Canberra, March 13 - A global downtrend in the price of dairy products evident since late 2007 could begin to moderate, according to an analysis issued Thursday by Rabobank Australia Ltd.
With the rate of U.S. production growth slowing, dry conditions in New Zealand and rising prices for dairy substitutes, "the pace and extent of any further short term market correction in the dairy production complex could prove modest," Rabobank said in a monthly review of the sector.
That said, the key influences on the global traded market remain the improvement of export supply from the U.S. and Europe and softening demand growth in the face of unprecedented retail price inflation for dairy products, it said.

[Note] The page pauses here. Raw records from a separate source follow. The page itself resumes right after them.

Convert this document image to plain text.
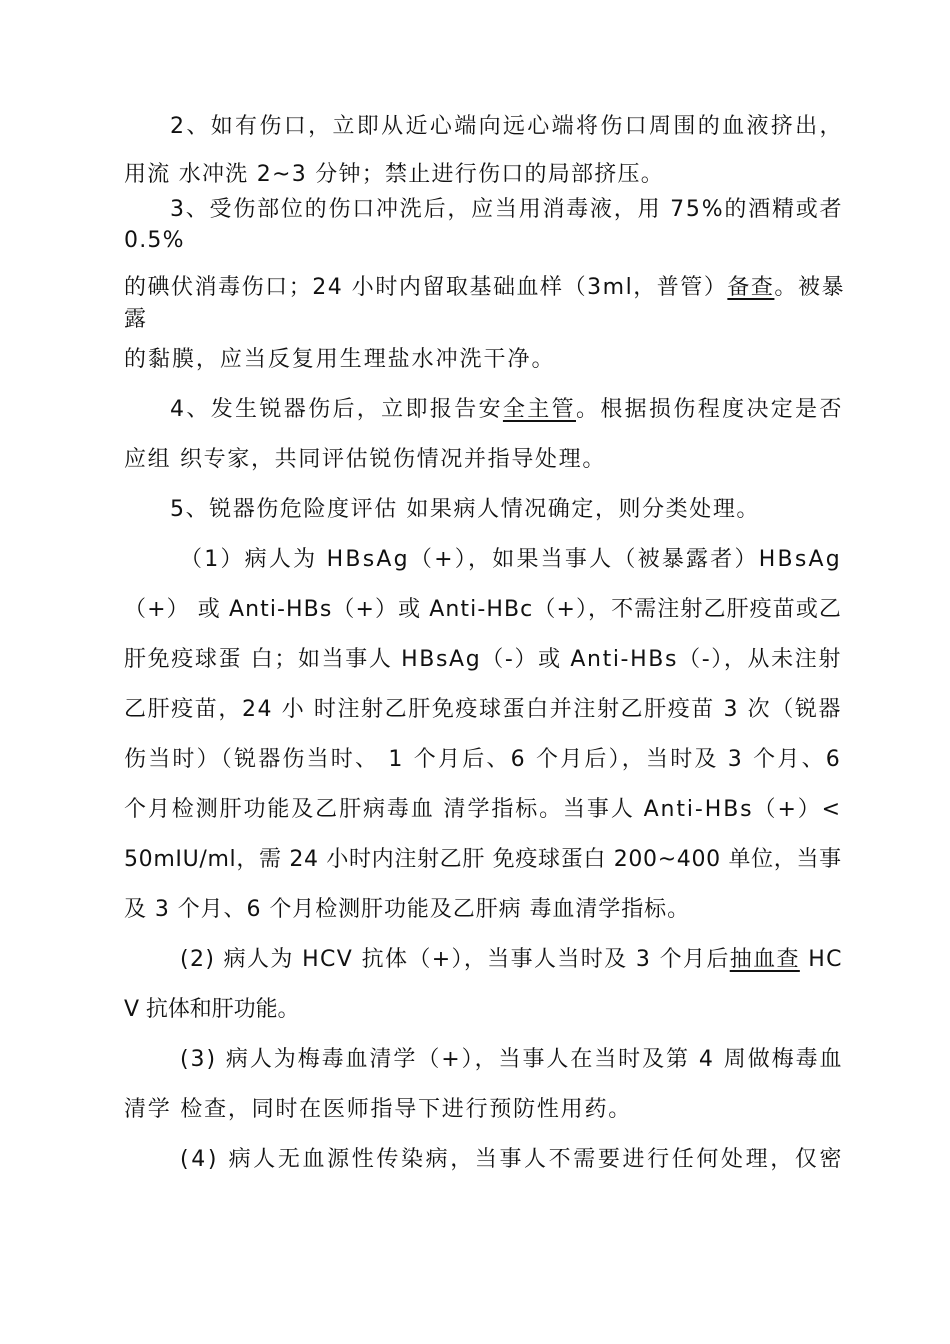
2、如有伤口，立即从近心端向远心端将伤口周围的血液挤出，
用流 水冲洗 2~3 分钟；禁止进行伤口的局部挤压。
3、受伤部位的伤口冲洗后，应当用消毒液，用 75%的酒精或者
0.5%
的碘伏消毒伤口；24 小时内留取基础血样（3ml，普管）备查。被暴
露
的黏膜，应当反复用生理盐水冲洗干净。
4、发生锐器伤后，立即报告安全主管。根据损伤程度决定是否
应组 织专家，共同评估锐伤情况并指导处理。
5、锐器伤危险度评估 如果病人情况确定，则分类处理。
（1）病人为 HBsAg（+），如果当事人（被暴露者）HBsAg
（+） 或 Anti-HBs（+）或 Anti-HBc（+），不需注射乙肝疫苗或乙
肝免疫球蛋 白；如当事人 HBsAg（-）或 Anti-HBs（-），从未注射
乙肝疫苗，24 小 时注射乙肝免疫球蛋白并注射乙肝疫苗 3 次（锐器
伤当时）（锐器伤当时、 1 个月后、6 个月后），当时及 3 个月、6
个月检测肝功能及乙肝病毒血 清学指标。当事人 Anti-HBs（+）<
50mIU/ml，需 24 小时内注射乙肝 免疫球蛋白 200~400 单位，当事
及 3 个月、6 个月检测肝功能及乙肝病 毒血清学指标。
(2) 病人为 HCV 抗体（+），当事人当时及 3 个月后抽血查 HC
V 抗体和肝功能。
(3) 病人为梅毒血清学（+），当事人在当时及第 4 周做梅毒血
清学 检查，同时在医师指导下进行预防性用药。
(4) 病人无血源性传染病，当事人不需要进行任何处理，仅密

The softening of dairy product prices has been asymmetric, it said, with skim milk powder falling faster than other product lines to be 23% below a late-2007 peak, while whole milk powder rose in February to now be just 10% off the previous high. Butter and cheese have also fallen only modestly from their peaks.
This divergence appears to relate to the origin of the product, it said.
The U.S. and Europe tend to be large skim milk powder exporters, with rising supply likely to have enabled increased export volumes from both regions in recent months, it said.
In contrast, Argentina and New Zealand tend to produce more whole milk powder, with weak supply conditions in these regions inhibiting exports at present, it said.
"Recent growth in U.S. milk supply is likely to ensure further spillage into export markets in coming months and global demand for all commodities is likely to remain impacted by high pricing," Rabobank said.
The world price for butter was quoted Feb. 29 at US$4,050 per metric ton, unchanged on month but double on year; skim milk powder was down 5.9% on month, but up 27% on year at US$4,000/ton; whole milk powder was up 3.4% on month and 47% higher on year at US$4,550/ton; cheddar was at US$5.175/ton, down 2.4% on month, but up 74% on year, the bank reported.